LE CAPITAINE CHAMBARD


Avez-vous connu le capitaine Chambard de la 6e du 5e du 7e léger, le plus beau régiment de France, — celui que le vieux Bugeaud, qui s’y connaissait, appela « Fer et Bronze » le soir de la bataille d’Isly ?

Vous savez pourquoi ?

Si vous ne le savez pas, je vais vous le dire, comme le fusilier Brossapoil, le plus ancien de la compagnie, me l’a raconté lui-même trois jours après mon arrivée au corps. Ça me coûta deux litres de la mère Mouilletrou, la cantinière, femme cupide, qui vendait neuf sous son vin qu’elle achetait quatre sous ; mais je ne regrette pas mes deux litres, dont Brossapoil avala les trois quarts, ni mes dix-huit sous, qu’il me laissa payer tout seul.

La science, voyez-vous, la science, ça ne peut jamais se payer trop cher.

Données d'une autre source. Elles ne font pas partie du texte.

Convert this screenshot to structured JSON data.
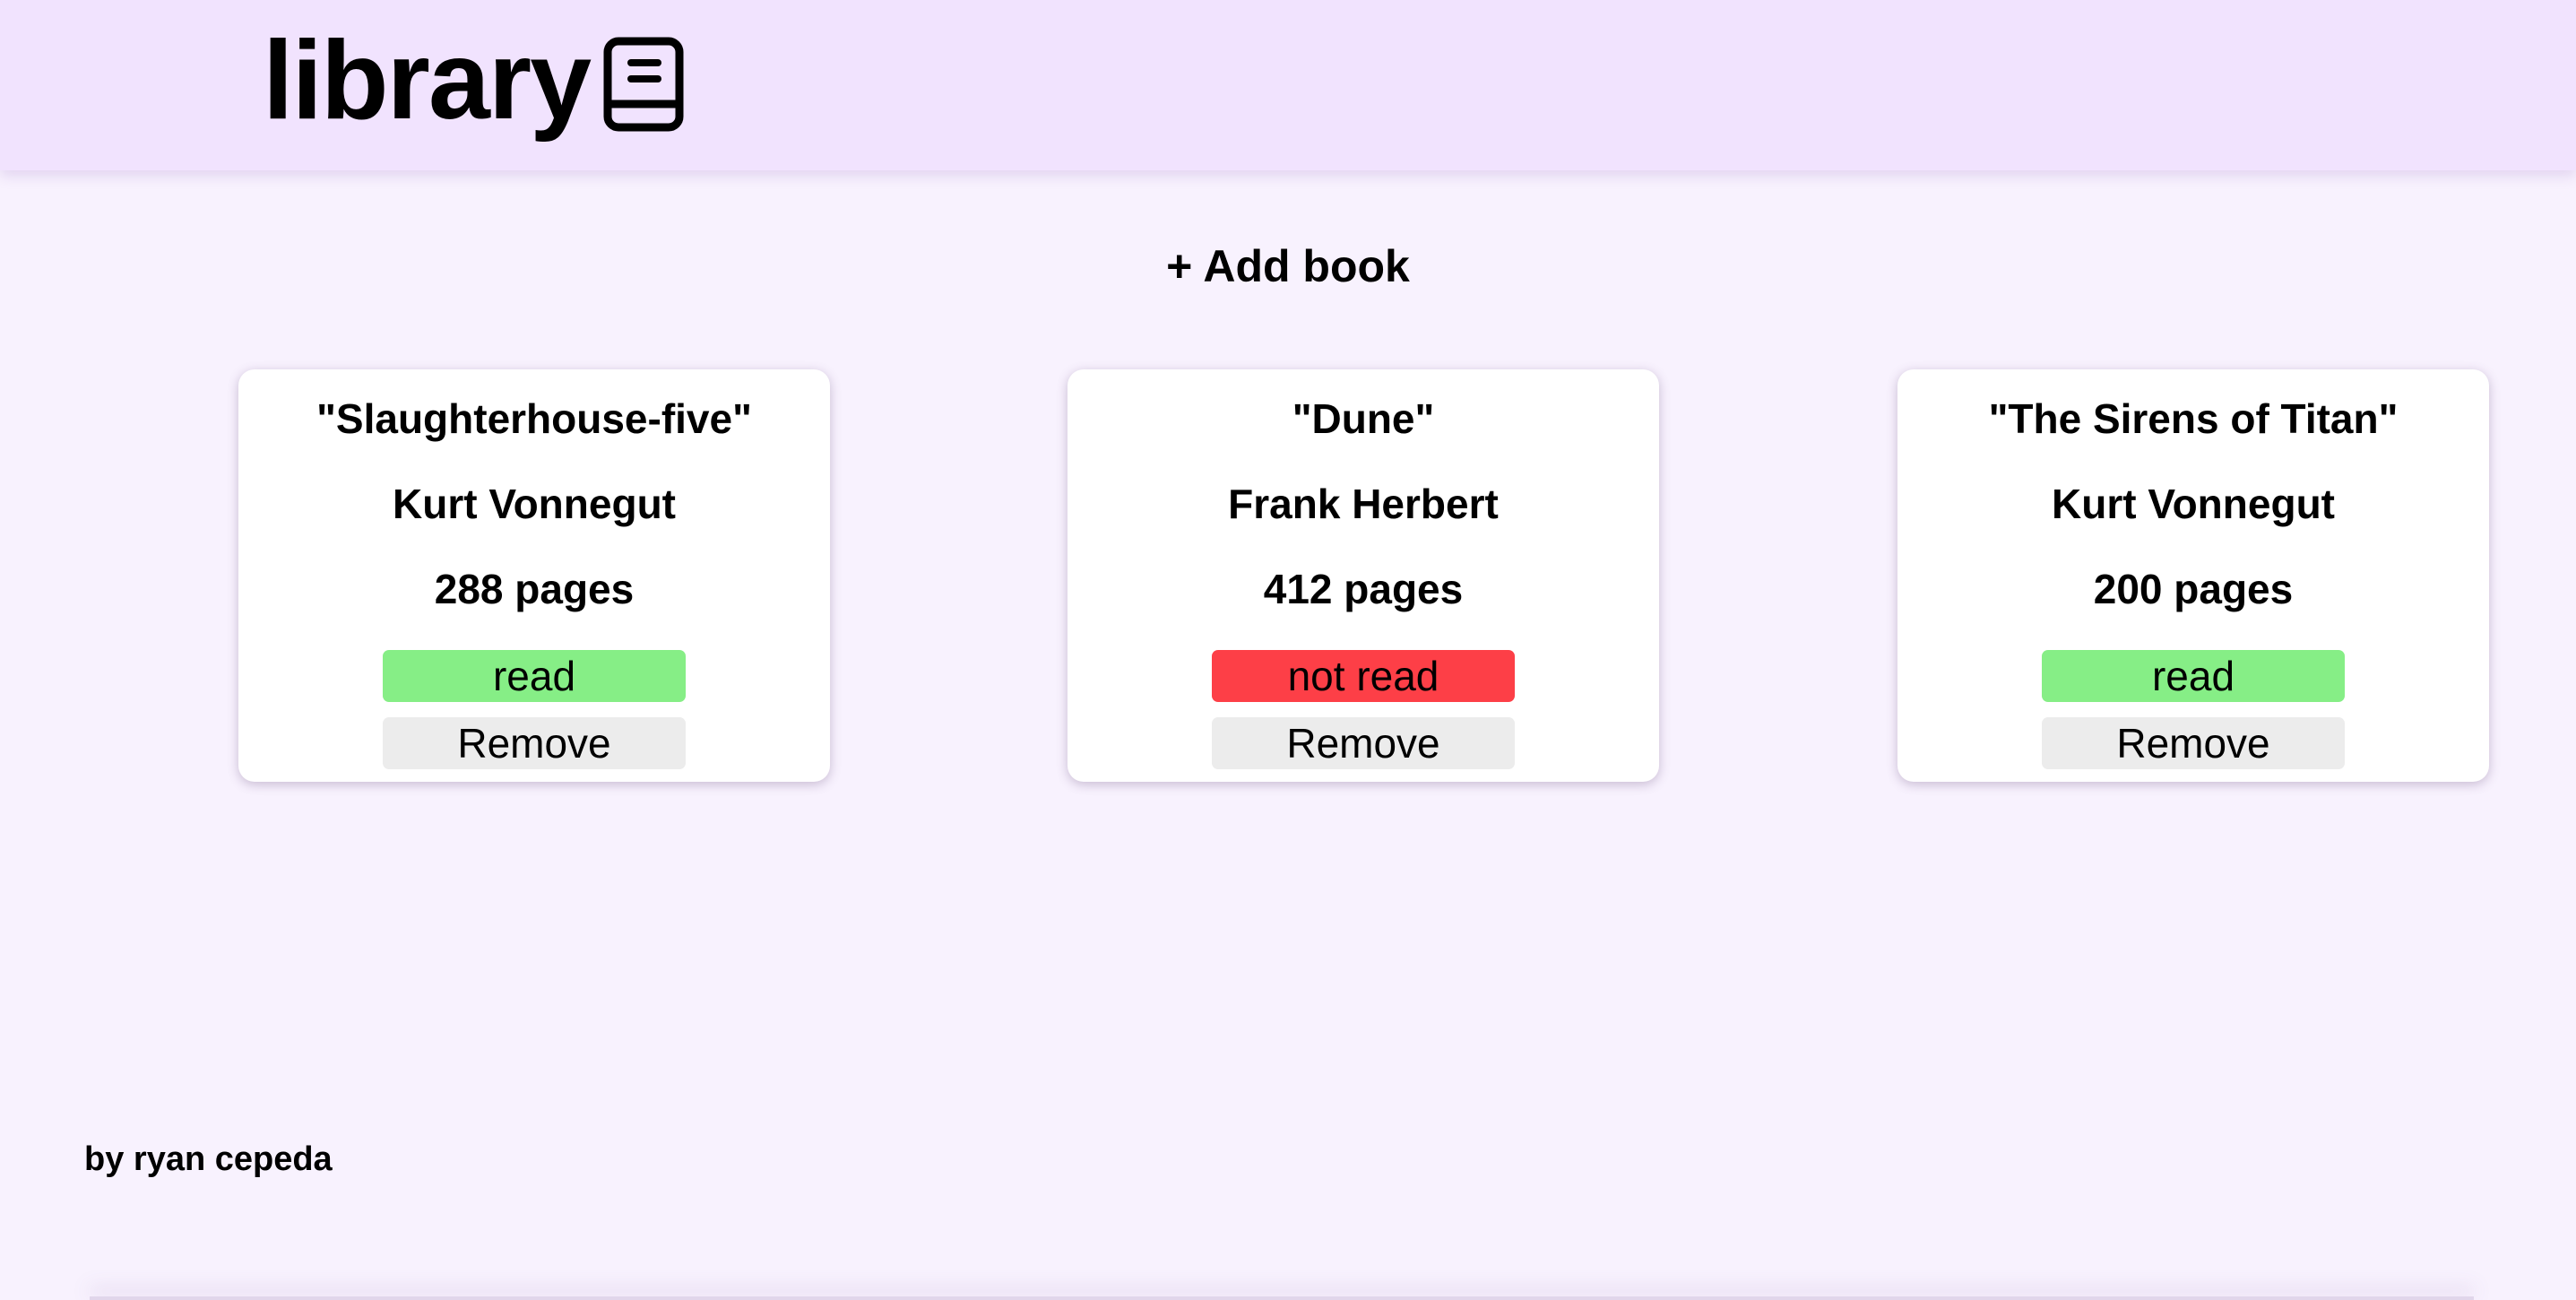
{
  "header": {
    "logo_text": "library",
    "logo_icon": "book-icon"
  },
  "actions": {
    "add_book_label": "+ Add book"
  },
  "books": [
    {
      "title": "\"Slaughterhouse-five\"",
      "author": "Kurt Vonnegut",
      "pages": "288 pages",
      "status": "read",
      "remove_label": "Remove"
    },
    {
      "title": "\"Dune\"",
      "author": "Frank Herbert",
      "pages": "412 pages",
      "status": "not read",
      "remove_label": "Remove"
    },
    {
      "title": "\"The Sirens of Titan\"",
      "author": "Kurt Vonnegut",
      "pages": "200 pages",
      "status": "read",
      "remove_label": "Remove"
    }
  ],
  "footer": {
    "credit": "by ryan cepeda"
  },
  "colors": {
    "header_bg": "#f1e3fe",
    "page_bg": "#f8f2fe",
    "read": "#86ee86",
    "not_read": "#fd3f47",
    "remove": "#ececec"
  }
}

« Donc, ce jour-là (celui de la bataille d’Isly), plus de trente mille Marocains à cheval vinrent se jeter au galop sur le 7e de ligne. Une vraie fantasia, quoi ! Chacun tirait son coup de fusil ou de pistolet sur notre carré sans viser, faisait demi-tour et se sauvait à un quart de lieue, de peur d’être embroché par nos baïonnettes. Nous, sur trois rangs, sans nous inquiéter de rien, le premier faisant feu à trente pas, à coup sûr, le second tenant la baïonnette au nez des chevaux, le troisième chargeant les fusils et les passant aux camarades du premier rang, nous en abattîmes plusieurs centaines.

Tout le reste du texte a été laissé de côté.